In this rhetorical play, psychiatrists forget how, precisely, karant is modern—not just therapeutic, but punitive. For most people, karant or shock indexes forms of state-sanctioned torture that have been widely inflicted on Kashmiris since 1989. The etymology of the word current includes the sense of running or flowing. Karant has run away from the clinic into the interrogation center.
In December, a stomach virus spread across campus. A friend who lives in my building texted me to come over. I found her on the bathroom floor, retching into the toilet. “It came through my nose!” she sobbed. She grew dehydrated, so I called our university’s acute-care clinic to tell them we were coming in and ordered an Uber to drive us there. I practiced Dutch on DuoLingo (my partner is Flemish) while my friend convalesced. After two hours of intravenous medication and rehydration, the doctor sent us on our way, warning us as we left to disinfect anything we might have touched. “Don’t forget your phones,” he added.

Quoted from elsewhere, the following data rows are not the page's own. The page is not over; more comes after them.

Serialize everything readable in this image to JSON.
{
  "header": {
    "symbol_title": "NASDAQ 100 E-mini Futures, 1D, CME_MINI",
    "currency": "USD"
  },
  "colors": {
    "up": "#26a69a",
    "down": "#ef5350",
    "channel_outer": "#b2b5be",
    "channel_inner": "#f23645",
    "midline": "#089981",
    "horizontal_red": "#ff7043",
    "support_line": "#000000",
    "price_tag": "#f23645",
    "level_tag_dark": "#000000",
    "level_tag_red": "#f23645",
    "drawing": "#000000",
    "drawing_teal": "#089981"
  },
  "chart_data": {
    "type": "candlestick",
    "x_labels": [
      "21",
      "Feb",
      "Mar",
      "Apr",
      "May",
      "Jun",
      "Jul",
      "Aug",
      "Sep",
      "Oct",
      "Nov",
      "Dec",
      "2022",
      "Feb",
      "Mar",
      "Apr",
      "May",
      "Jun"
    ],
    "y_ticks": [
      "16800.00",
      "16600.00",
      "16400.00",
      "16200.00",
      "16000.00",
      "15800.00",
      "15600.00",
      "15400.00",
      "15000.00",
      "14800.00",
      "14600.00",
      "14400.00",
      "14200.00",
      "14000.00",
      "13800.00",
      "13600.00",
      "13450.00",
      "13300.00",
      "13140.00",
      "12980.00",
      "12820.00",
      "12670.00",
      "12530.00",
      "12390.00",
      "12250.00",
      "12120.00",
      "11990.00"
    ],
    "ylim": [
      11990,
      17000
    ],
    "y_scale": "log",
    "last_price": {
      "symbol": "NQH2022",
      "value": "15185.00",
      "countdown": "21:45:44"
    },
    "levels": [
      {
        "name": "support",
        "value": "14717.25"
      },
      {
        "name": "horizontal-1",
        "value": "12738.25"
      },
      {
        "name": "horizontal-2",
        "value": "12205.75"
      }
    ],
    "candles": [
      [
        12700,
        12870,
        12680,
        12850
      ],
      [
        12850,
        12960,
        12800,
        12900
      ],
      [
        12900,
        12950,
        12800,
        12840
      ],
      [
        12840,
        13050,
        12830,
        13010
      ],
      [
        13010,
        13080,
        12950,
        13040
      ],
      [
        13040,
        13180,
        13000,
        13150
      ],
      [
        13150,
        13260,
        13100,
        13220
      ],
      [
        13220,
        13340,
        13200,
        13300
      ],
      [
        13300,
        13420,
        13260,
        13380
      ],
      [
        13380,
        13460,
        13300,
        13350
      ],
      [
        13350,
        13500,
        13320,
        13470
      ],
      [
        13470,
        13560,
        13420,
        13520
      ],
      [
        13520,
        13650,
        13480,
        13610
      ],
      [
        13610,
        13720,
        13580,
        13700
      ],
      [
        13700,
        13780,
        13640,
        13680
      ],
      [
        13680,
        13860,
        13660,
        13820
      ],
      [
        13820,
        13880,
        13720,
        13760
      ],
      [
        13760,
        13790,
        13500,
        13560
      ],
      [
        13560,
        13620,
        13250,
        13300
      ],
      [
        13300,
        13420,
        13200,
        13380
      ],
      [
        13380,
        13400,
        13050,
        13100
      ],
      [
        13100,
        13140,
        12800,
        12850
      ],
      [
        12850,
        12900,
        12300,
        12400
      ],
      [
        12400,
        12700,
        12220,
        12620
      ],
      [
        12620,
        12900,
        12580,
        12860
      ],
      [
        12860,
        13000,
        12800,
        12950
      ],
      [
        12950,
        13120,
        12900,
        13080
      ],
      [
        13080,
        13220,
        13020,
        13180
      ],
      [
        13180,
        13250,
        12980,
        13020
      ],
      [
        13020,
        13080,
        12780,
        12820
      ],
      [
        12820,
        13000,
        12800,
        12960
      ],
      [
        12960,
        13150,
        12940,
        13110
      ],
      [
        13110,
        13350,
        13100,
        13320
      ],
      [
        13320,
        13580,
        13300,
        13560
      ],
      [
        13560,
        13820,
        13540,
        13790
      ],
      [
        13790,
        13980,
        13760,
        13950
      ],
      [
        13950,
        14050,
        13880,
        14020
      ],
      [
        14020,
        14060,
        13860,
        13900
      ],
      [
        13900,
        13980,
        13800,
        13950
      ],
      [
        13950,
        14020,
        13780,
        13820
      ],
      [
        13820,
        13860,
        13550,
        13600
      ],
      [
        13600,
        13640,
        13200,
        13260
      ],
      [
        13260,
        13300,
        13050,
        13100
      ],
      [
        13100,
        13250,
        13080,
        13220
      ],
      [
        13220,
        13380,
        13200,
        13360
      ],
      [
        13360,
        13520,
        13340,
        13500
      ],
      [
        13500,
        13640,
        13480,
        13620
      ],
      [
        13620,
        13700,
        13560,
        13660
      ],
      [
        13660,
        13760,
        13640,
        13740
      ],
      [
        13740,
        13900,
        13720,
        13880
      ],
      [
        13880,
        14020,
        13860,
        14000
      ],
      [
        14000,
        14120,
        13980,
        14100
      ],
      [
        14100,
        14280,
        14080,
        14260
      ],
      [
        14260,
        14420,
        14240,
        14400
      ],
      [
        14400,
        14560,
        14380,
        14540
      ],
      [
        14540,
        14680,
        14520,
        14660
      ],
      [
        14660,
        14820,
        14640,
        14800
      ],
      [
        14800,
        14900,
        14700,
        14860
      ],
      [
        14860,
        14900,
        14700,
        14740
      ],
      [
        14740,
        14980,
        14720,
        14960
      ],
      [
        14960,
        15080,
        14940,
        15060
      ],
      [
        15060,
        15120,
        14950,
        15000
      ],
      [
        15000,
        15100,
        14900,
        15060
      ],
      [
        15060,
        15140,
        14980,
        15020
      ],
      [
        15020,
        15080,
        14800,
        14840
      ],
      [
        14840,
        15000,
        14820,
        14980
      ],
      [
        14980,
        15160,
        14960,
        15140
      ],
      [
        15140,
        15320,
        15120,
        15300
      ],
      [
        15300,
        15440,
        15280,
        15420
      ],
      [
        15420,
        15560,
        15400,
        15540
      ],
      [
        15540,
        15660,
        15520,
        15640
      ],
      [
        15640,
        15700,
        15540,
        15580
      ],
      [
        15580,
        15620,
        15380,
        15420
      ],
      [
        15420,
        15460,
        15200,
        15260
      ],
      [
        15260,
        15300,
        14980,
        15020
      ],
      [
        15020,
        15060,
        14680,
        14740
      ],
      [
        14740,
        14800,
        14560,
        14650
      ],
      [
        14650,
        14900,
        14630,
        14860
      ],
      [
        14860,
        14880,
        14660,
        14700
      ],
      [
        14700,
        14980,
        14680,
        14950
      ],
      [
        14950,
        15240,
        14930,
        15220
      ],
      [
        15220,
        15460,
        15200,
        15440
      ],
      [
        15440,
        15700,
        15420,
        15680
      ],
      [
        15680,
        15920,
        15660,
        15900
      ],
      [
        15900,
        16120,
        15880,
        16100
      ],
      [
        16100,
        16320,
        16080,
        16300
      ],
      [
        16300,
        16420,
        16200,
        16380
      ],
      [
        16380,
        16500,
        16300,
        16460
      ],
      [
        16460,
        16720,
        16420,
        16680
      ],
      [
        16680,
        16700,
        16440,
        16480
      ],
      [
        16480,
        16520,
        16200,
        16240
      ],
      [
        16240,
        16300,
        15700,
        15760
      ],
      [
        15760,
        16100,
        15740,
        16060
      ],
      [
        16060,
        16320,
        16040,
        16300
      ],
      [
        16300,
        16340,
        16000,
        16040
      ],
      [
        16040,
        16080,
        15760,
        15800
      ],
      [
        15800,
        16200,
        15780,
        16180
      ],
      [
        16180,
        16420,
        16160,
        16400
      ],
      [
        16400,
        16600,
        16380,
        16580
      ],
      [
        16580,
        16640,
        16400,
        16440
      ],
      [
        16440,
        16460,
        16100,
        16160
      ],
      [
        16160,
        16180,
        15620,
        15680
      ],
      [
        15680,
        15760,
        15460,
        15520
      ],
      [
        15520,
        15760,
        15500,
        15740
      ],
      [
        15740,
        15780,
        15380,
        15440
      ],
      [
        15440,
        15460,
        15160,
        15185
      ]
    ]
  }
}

My phone? That sleek, shiny, techno-aesthetic masterpiece? That emblem of capitalist modernity’s triumphs? That enabler of postmodernity’s confusions? My lifeline?

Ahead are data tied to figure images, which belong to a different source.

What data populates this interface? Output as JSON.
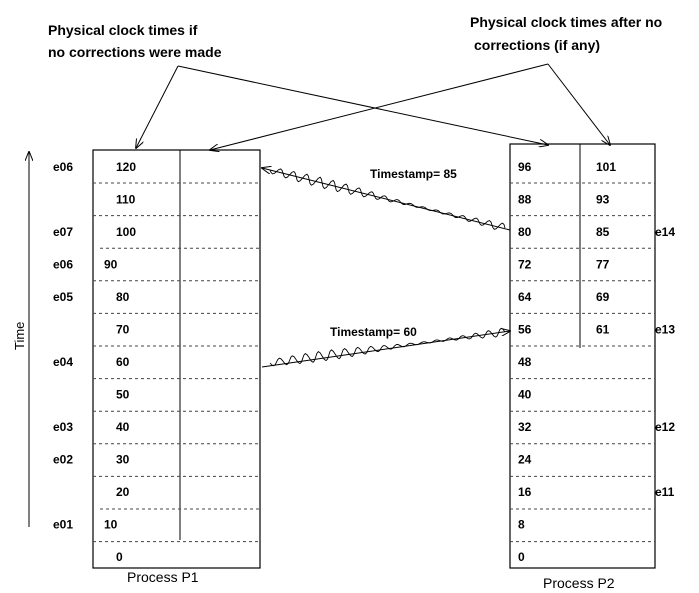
{
  "captions": {
    "left": [
      "Physical clock times if",
      "no corrections were made"
    ],
    "right": [
      "Physical clock times after no",
      "corrections (if any)"
    ]
  },
  "axis": {
    "label": "Time"
  },
  "process1": {
    "name": "Process P1",
    "values": [
      "120",
      "110",
      "100",
      "90",
      "80",
      "70",
      "60",
      "50",
      "40",
      "30",
      "20",
      "10",
      "0"
    ],
    "events": [
      "e06",
      "",
      "e07",
      "e06",
      "e05",
      "",
      "e04",
      "",
      "e03",
      "e02",
      "",
      "e01",
      ""
    ]
  },
  "process2": {
    "name": "Process P2",
    "col1": [
      "96",
      "88",
      "80",
      "72",
      "64",
      "56",
      "48",
      "40",
      "32",
      "24",
      "16",
      "8",
      "0"
    ],
    "col2": [
      "101",
      "93",
      "85",
      "77",
      "69",
      "61",
      "",
      "",
      "",
      "",
      "",
      "",
      ""
    ],
    "events": [
      "",
      "",
      "e14",
      "",
      "",
      "e13",
      "",
      "",
      "e12",
      "",
      "e11",
      "",
      ""
    ]
  },
  "messages": [
    {
      "label": "Timestamp= 85",
      "from": "P2 at 80",
      "to": "P1 at 120"
    },
    {
      "label": "Timestamp= 60",
      "from": "P1 at 60",
      "to": "P2 at 56"
    }
  ]
}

Eighteen hours later, lying in bed, I felt my stomach rumble. I ran to the bathroom. My shoulders hunched; beads of cold sweat rolled down my forehead; the hair on my arms stood up: a vasovagal response.
The banality of our everyday engagements with electric things belies the unruly entanglements that these objects both implicate and explicate. My otherwise innocuous iPhone exposes countless nodes of an infinitely networked world that extends through and beyond me in every direction spatially, temporally, socially, ideologically, and biologically. Bacteria and viruses cover its surface, another cellular network; as it charges on my nightstand, a coal-fired power plant pumps out CO2 and other nasty gases. When I reprimand myself for procrastinating on Twitter, I reinforce a regime of neoliberal logic that demands constant productivity.
Navigating these networks is hard enough; describing them is even harder. That a simple iPhone poses such a seemingly insurmountable analytical challenge should give us pause in the face of anthropological claims about ethics, ontology, infrastructure, capital, nature, culture, and so on.